Если отец с братьями и заметили, что фэа его угасает — чего в Чертогах ни с кем не должно было случиться, — они ничего не сказали. Майтимо казалось, что уж дед-то заметил, — но так, мимоходом, и быстро забыл. Майтимо не мог его упрекнуть: исцеление Феанаро отнимало так много времени, Финвэ однажды прямо так и сказал. Мириэль вдохнула в дух сына так много огня — и в нем было так много силы, так много воли… и все это было настолько отравлено наветами, ложью и завистливыми сплетнями Моргота, что теперь Феанаро предстоял очень долгий путь к искуплению.
И Майтимо стал блуждать по залам один, погружаясь в воспоминания об огне, пожравшем его плоть. О, он хорошо знал, что такое пытки, — и сейчас причинял их себе, как не смогли бы Валар, в надежде, что сможет сжечь в себе самое худшее. Своих злодеяний перечеркнуть он не мог — мог лишь наказать себя такой малостью.
Сколько так прошло времени, он не знал. Но вот перед ним появился Намо — высокий и устрашающий для глаз фэа, совсем не такой, как среди воплощенных Валар и эльфов. Здесь у него не было тела — он был лишь неотвратимым присутствием, заполнявшим пространство вокруг. Майтимо никогда не смог бы описать Намо — того или этого. И когда тот заговорил, фэа Майтимо от звуков его голоса содрогнулась.
— В этих Чертогах ты вредишь себе, сын Феанаро, — провозгласил Намо, — но тебе нет прощения. Ты не можешь быть возрожден.
Каждое слово било Майтимо, как удар, и он склонялся под этими ударами так, как ни от какой боли прежде.
— Знаю, — ответил он наконец единственным словом, что родилось у него в голове. До этого Намо никогда с ним не говорил. По прибытии Майтимо в Чертоги тот посмотрел на него, но не сказал тогда ничего и удалился. Майтимо предполагал, что Намо презирает, а, может, даже и ненавидит всех сыновей Феанаро за их глупую клятву и за грехи, что они совершили. Потому следующие слова Намо оказались для него неожиданными.
— Возродился бы ты вслед за братьями, если бы мог?
Майтимо смотрел вниз, в серый пол. Сбежать от Владыки Чертогов он не мог, да, к тому же, то было бы трусостью.
— Не хотел бы, чтобы присутствие мое было обузой, — ответил он. Свою судьбу он принял уже давно, так что услышать о ней сейчас не стало для него великим испытанием. — Я знаю, что содеял, потакая своим самонадеянным прихотям, но в этом была вся моя жизнь, так что поступить иначе я не мог. Прощения такому, как я, нет.
Висевшее в воздухе молчание Намо казалось таким же тяжелым, как и его слова. Когда он снова заговорил, голос его вроде бы смягчился… хотя слышать новые слова было не легче.

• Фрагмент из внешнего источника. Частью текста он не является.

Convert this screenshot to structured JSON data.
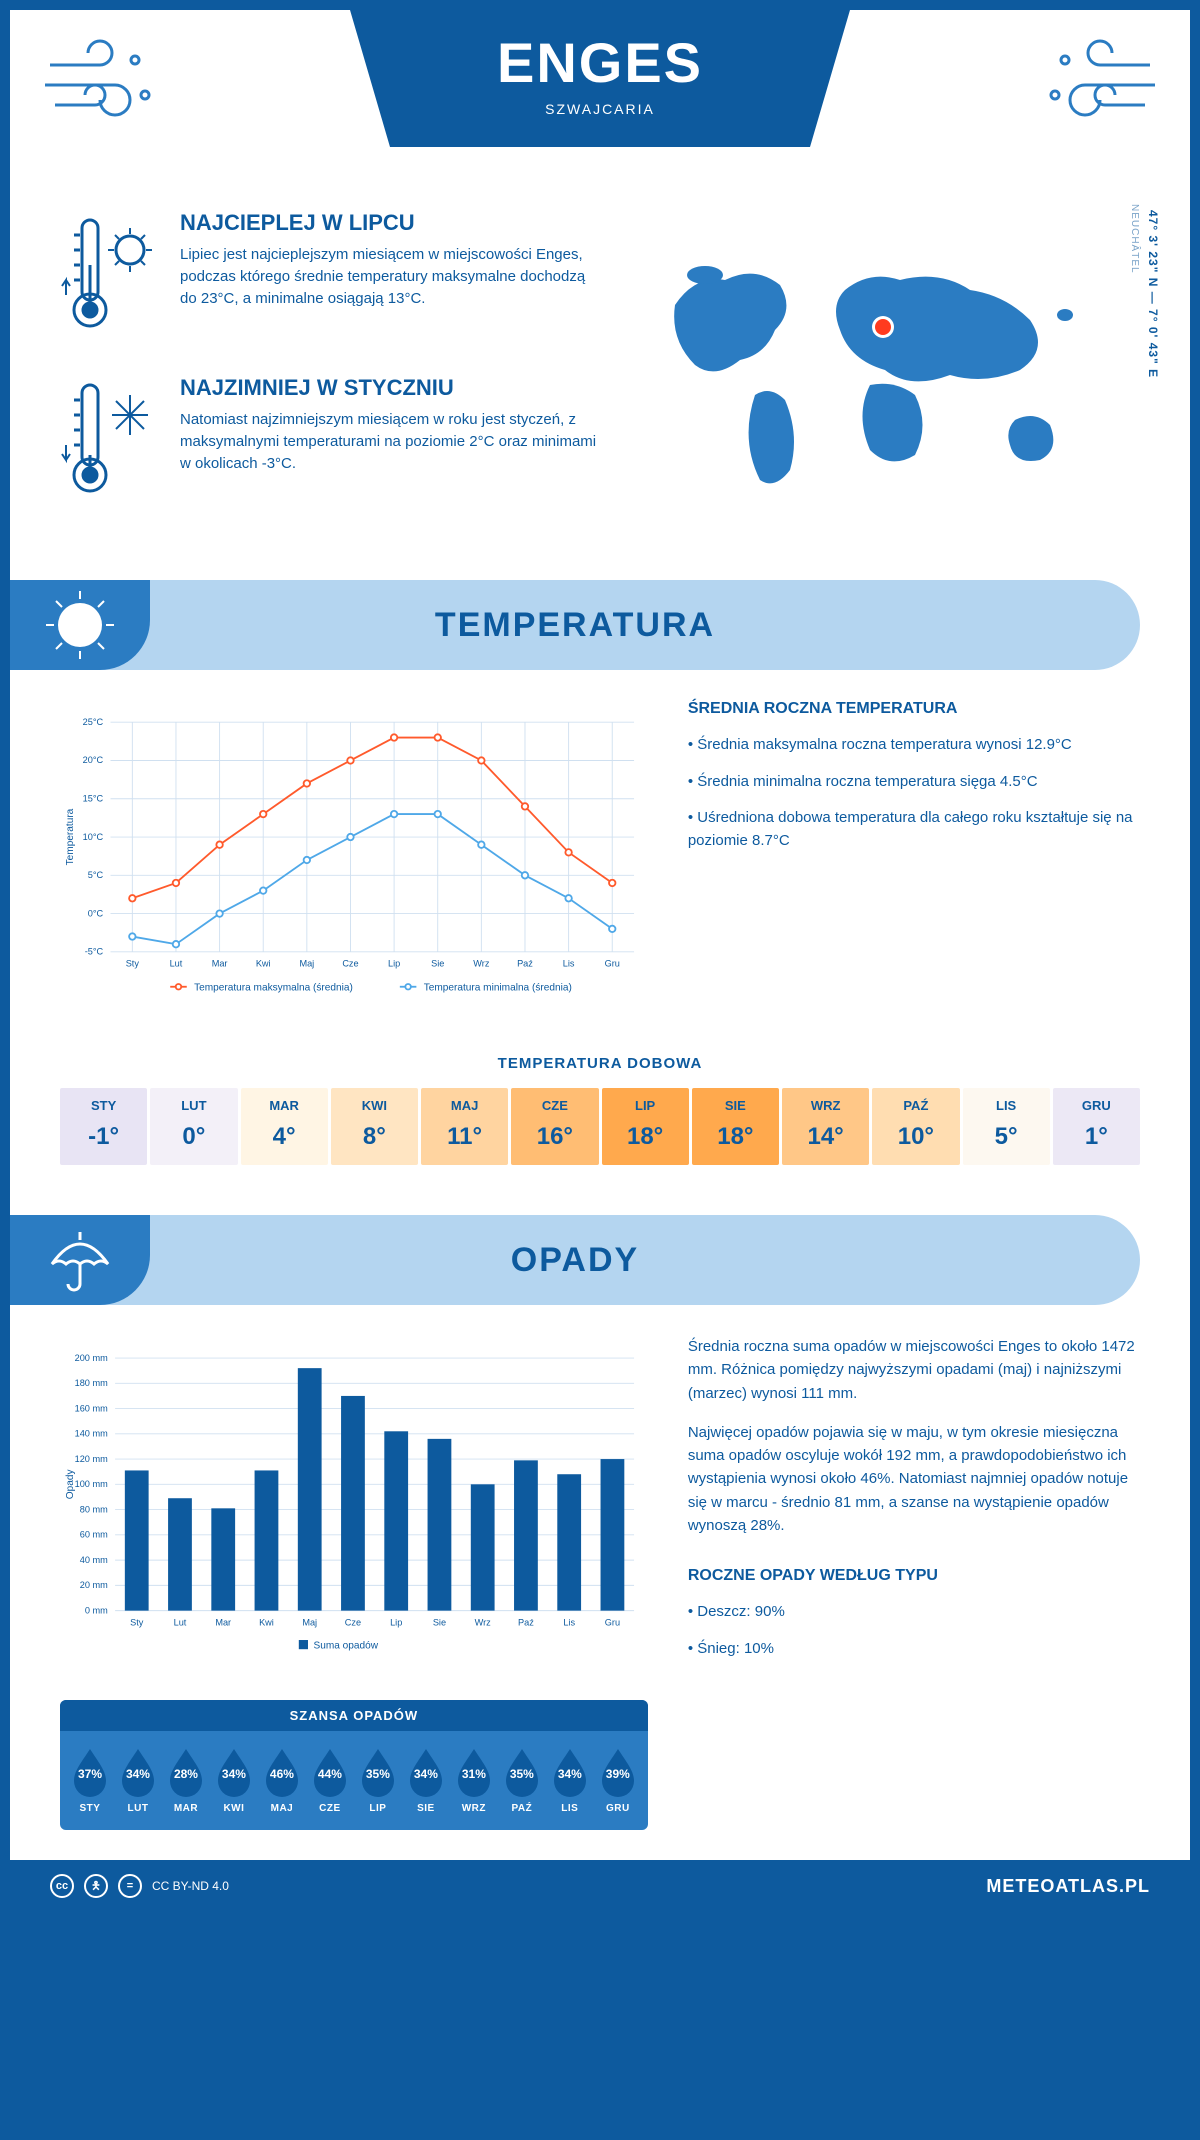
{
  "header": {
    "title": "ENGES",
    "subtitle": "SZWAJCARIA"
  },
  "location": {
    "region": "NEUCHÂTEL",
    "coords": "47° 3' 23\" N — 7° 0' 43\" E"
  },
  "intro": {
    "hot": {
      "title": "NAJCIEPLEJ W LIPCU",
      "text": "Lipiec jest najcieplejszym miesiącem w miejscowości Enges, podczas którego średnie temperatury maksymalne dochodzą do 23°C, a minimalne osiągają 13°C."
    },
    "cold": {
      "title": "NAJZIMNIEJ W STYCZNIU",
      "text": "Natomiast najzimniejszym miesiącem w roku jest styczeń, z maksymalnymi temperaturami na poziomie 2°C oraz minimami w okolicach -3°C."
    }
  },
  "temperature": {
    "section_title": "TEMPERATURA",
    "annual_title": "ŚREDNIA ROCZNA TEMPERATURA",
    "bullets": [
      "Średnia maksymalna roczna temperatura wynosi 12.9°C",
      "Średnia minimalna roczna temperatura sięga 4.5°C",
      "Uśredniona dobowa temperatura dla całego roku kształtuje się na poziomie 8.7°C"
    ],
    "months": [
      "Sty",
      "Lut",
      "Mar",
      "Kwi",
      "Maj",
      "Cze",
      "Lip",
      "Sie",
      "Wrz",
      "Paź",
      "Lis",
      "Gru"
    ],
    "months_upper": [
      "STY",
      "LUT",
      "MAR",
      "KWI",
      "MAJ",
      "CZE",
      "LIP",
      "SIE",
      "WRZ",
      "PAŹ",
      "LIS",
      "GRU"
    ],
    "max_series": [
      2,
      4,
      9,
      13,
      17,
      20,
      23,
      23,
      20,
      14,
      8,
      4
    ],
    "min_series": [
      -3,
      -4,
      0,
      3,
      7,
      10,
      13,
      13,
      9,
      5,
      2,
      -2
    ],
    "y_ticks": [
      -5,
      0,
      5,
      10,
      15,
      20,
      25
    ],
    "y_tick_labels": [
      "-5°C",
      "0°C",
      "5°C",
      "10°C",
      "15°C",
      "20°C",
      "25°C"
    ],
    "x_axis_label": "",
    "y_axis_label": "Temperatura",
    "legend_max": "Temperatura maksymalna (średnia)",
    "legend_min": "Temperatura minimalna (średnia)",
    "colors": {
      "max": "#ff5a2c",
      "min": "#4fa8e8",
      "grid": "#d0e0f0"
    },
    "daily_title": "TEMPERATURA DOBOWA",
    "daily_values": [
      "-1°",
      "0°",
      "4°",
      "8°",
      "11°",
      "16°",
      "18°",
      "18°",
      "14°",
      "10°",
      "5°",
      "1°"
    ],
    "daily_colors": [
      "#e8e4f4",
      "#f3f0f8",
      "#fff5e4",
      "#ffe5c2",
      "#ffd4a0",
      "#ffbd73",
      "#ffa94d",
      "#ffa94d",
      "#ffc787",
      "#ffddb1",
      "#fdf8f0",
      "#ece8f5"
    ]
  },
  "precip": {
    "section_title": "OPADY",
    "para1": "Średnia roczna suma opadów w miejscowości Enges to około 1472 mm. Różnica pomiędzy najwyższymi opadami (maj) i najniższymi (marzec) wynosi 111 mm.",
    "para2": "Najwięcej opadów pojawia się w maju, w tym okresie miesięczna suma opadów oscyluje wokół 192 mm, a prawdopodobieństwo ich wystąpienia wynosi około 46%. Natomiast najmniej opadów notuje się w marcu - średnio 81 mm, a szanse na wystąpienie opadów wynoszą 28%.",
    "months": [
      "Sty",
      "Lut",
      "Mar",
      "Kwi",
      "Maj",
      "Cze",
      "Lip",
      "Sie",
      "Wrz",
      "Paź",
      "Lis",
      "Gru"
    ],
    "values": [
      111,
      89,
      81,
      111,
      192,
      170,
      142,
      136,
      100,
      119,
      108,
      120
    ],
    "y_ticks": [
      0,
      20,
      40,
      60,
      80,
      100,
      120,
      140,
      160,
      180,
      200
    ],
    "y_tick_labels": [
      "0 mm",
      "20 mm",
      "40 mm",
      "60 mm",
      "80 mm",
      "100 mm",
      "120 mm",
      "140 mm",
      "160 mm",
      "180 mm",
      "200 mm"
    ],
    "y_axis_label": "Opady",
    "legend": "Suma opadów",
    "bar_color": "#0d5a9e",
    "chance_title": "SZANSA OPADÓW",
    "chance_values": [
      "37%",
      "34%",
      "28%",
      "34%",
      "46%",
      "44%",
      "35%",
      "34%",
      "31%",
      "35%",
      "34%",
      "39%"
    ],
    "type_title": "ROCZNE OPADY WEDŁUG TYPU",
    "type_bullets": [
      "Deszcz: 90%",
      "Śnieg: 10%"
    ],
    "drop_color": "#0d5a9e"
  },
  "footer": {
    "license": "CC BY-ND 4.0",
    "site": "METEOATLAS.PL"
  }
}
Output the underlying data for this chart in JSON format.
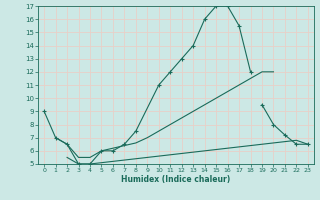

— Ты бы вернулся не ради братьев, но ради другого.
— Я не желал бы быть обузой любимому другу, — повторил Майтимо.
И тут присутствие Намо сгустилось в сотканную из тени руку, рука эта потянулась к Майтимо, и тот ощутил, как его фэа склоняется перед ней.
— Здесь ты вредишь себе, но, не получив прощения, ты не можешь быть возрожден, — повторил Намо. — Посему фэа твоя явит себя в теле, что умалит ее честь; смертным воплотишься ты и еще раз умрешь. Но может статься, в смертном теле за краткое время, ему отпущенное, ты получишь ответы, которых не нашел тут.
Майтимо захотелось заговорить, возразить, задать вопросы — но власть Намо была необоримо велика, и он обнаружил, что сознание ускользает прочь из Чертогов помимо его собственной воли…
***
И вернулось сознание к Майтимо, ударив густым запахом леса в ноздри и шумным пением птиц в уши. После слов Намо он ожидал обнаружить себя в человеческом теле, но человек в Валиноре вызвал бы много подозрений и пересудов; а чем больше он размышлял, тем меньше верил, что нашелся бы способ перенести его в земли, где обитали люди. Эта мысль казалась совсем уж глупой: в конце концов, большая часть его ошибок была совершена именно там, а Валар все это время наблюдали.
И Майтимо обнаружил, что новое его тело имеет четыре лапы: в первый момент, попытавшись встать вертикально, он сумел это сделать лишь на миг, после чего грохнулся вниз, на землю, и тут же запаниковал — но заставил себя рассуждать здраво. У него был хвост — болтался прямо за спиной. Он попытался им управлять — ничего не вышло, но и висеть неподвижно хвост не мог тоже. У него была шерсть: он ощущал, как она колышется, когда сам он ворочается — во всяком случае, он не какая-то ящерица. Скорее всего, судя по размерам, в которых перед ним предстал окружающий мир, он кот или собака. Все краски казались блеклыми по сравнению с привычными.
Он открыл рот и попытался издать звук — прозвучало что-то похожее на нетвердое мяуканье. Точно, кот.
И он лежал в грязи, пытаясь прийти в себя. Разрыв между фэа и роа ощущался очень сильно, и было больно, так больно, будто его тянут в разные стороны. Это не его лапы! Эта дергающаяся штука позади — не его хвост! Но в то же время принадлежат ему, как и учащенное от испуга дыхание.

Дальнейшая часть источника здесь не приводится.